I parked my car across the street. Abby collapsed with anguish at my car door. I sat there in silence. I knew not what to say, nor what to do. I was relieved when Melissa embraced her a few feet away from the car so I was finally able to get out and join in the sorrow. We took our places in the street by the makeshift memorial, her car. The Mitsubishi casket was laden with yellow roses and was a rich dark color as black as the void in our souls. Abby and a friend of Kathi's I didn't know traded stories of happier times. Tales of pranks involving Backstreet Boys posters strategically placed in the living rooms of young men who hated the group, a failed attempt at operating a manual transmission, and a convenience store money exchange mishap. I hadn't been there for many of the events but I could picture them well.
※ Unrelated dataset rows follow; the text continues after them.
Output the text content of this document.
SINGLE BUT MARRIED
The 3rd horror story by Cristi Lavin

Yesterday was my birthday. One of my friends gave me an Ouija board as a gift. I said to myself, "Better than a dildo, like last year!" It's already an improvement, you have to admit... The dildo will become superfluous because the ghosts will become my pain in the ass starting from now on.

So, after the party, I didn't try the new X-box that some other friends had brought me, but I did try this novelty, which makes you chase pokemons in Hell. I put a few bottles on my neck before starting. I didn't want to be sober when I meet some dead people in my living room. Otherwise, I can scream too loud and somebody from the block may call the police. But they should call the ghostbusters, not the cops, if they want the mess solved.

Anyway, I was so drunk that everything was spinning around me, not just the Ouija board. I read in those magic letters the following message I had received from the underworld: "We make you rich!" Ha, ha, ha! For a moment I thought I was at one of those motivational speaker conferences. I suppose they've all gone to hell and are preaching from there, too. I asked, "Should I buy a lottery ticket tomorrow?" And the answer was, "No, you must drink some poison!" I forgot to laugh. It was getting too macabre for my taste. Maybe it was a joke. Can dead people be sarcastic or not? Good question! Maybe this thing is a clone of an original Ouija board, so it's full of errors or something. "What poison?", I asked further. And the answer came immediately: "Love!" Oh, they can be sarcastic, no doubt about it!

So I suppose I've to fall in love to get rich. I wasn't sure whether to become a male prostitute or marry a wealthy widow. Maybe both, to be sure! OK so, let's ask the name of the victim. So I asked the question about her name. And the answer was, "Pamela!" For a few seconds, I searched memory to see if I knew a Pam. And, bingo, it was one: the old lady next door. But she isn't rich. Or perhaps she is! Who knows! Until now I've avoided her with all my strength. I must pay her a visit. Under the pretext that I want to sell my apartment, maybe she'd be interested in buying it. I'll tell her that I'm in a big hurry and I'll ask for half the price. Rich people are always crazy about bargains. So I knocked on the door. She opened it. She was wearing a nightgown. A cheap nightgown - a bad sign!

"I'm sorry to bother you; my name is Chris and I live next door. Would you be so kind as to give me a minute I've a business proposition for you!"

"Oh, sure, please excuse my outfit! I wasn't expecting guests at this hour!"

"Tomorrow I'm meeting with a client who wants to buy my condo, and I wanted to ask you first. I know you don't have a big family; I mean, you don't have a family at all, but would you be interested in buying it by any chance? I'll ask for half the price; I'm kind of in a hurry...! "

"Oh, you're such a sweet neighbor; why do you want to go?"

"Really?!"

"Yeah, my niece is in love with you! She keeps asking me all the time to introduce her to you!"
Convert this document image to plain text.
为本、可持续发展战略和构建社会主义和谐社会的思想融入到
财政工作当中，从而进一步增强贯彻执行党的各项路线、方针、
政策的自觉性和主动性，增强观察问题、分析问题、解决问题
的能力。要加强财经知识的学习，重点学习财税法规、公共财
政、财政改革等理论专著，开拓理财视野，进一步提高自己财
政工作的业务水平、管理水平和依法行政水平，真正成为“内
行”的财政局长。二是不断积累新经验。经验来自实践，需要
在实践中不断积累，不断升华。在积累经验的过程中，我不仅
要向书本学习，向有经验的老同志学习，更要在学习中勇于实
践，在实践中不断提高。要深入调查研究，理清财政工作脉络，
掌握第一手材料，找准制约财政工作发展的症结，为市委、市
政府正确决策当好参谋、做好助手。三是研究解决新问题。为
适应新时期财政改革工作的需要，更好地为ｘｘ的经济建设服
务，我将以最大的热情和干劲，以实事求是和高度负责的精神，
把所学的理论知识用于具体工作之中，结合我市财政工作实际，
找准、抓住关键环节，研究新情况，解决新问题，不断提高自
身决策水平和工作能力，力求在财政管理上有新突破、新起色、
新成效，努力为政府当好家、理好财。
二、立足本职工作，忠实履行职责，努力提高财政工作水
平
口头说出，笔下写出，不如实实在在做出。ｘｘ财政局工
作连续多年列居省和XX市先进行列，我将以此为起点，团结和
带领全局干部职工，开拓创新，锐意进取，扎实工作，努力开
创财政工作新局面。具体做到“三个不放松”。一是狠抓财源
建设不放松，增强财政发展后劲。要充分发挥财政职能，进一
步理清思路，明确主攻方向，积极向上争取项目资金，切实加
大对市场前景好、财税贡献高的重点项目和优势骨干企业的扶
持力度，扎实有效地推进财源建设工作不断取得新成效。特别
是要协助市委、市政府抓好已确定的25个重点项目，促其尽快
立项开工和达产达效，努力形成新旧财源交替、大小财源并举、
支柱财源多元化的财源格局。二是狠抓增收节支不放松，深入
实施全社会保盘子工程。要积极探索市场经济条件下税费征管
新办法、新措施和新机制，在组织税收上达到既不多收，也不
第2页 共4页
I knew Kathi had been there, smiling through it all, her face brimming with vitality. That is how I'll choose to remember her, a stark contrast from the pretty corpse at her funeral clutching a yellow rose. That girl's face was frozen in time and showing no expression. It wasn't Kathi.
We marched silently to the local teenage gathering spot, Myers parking lot. Surprisingly, few people were showing typical signs of grief. Still an unspoken bond had magnetically attracted almost a hundred people to the parking lot vigil, including people like me who never really had a reason to be there before. I was offered a can of spray paint but my emotions couldn't form any words fit to display for my peers in electric silver. Pretty soon the fireworks began. Literally. In possibly the strangest phenomena I've ever encountered, several young men gathered their illegal fireworks and proceeded to light them off right there in the parking lot. Some adults would later call the acts immature, insensitive, and idiotic but really they were an act of defiance. They wanted to defy several things. The police. The notion that we should live for the future. Their grief. And most of all, Death. Maybe Death took one of our friends, but it wasn't going to take all of us, at least not yet, without a fight. Or perhaps there was no reason behind the chaotic display. Maybe it's just that an M-80 speaks more bluntly and honestly than any eulogy they could muster with words. I'm not sure if Kathi would've enjoyed a fireworks extravaganza announcing her death. I am fairly certain, however, seeing her friends and classmates give the cops a little trouble for the sake of preserving her memory would've made her smile. That's what she did best.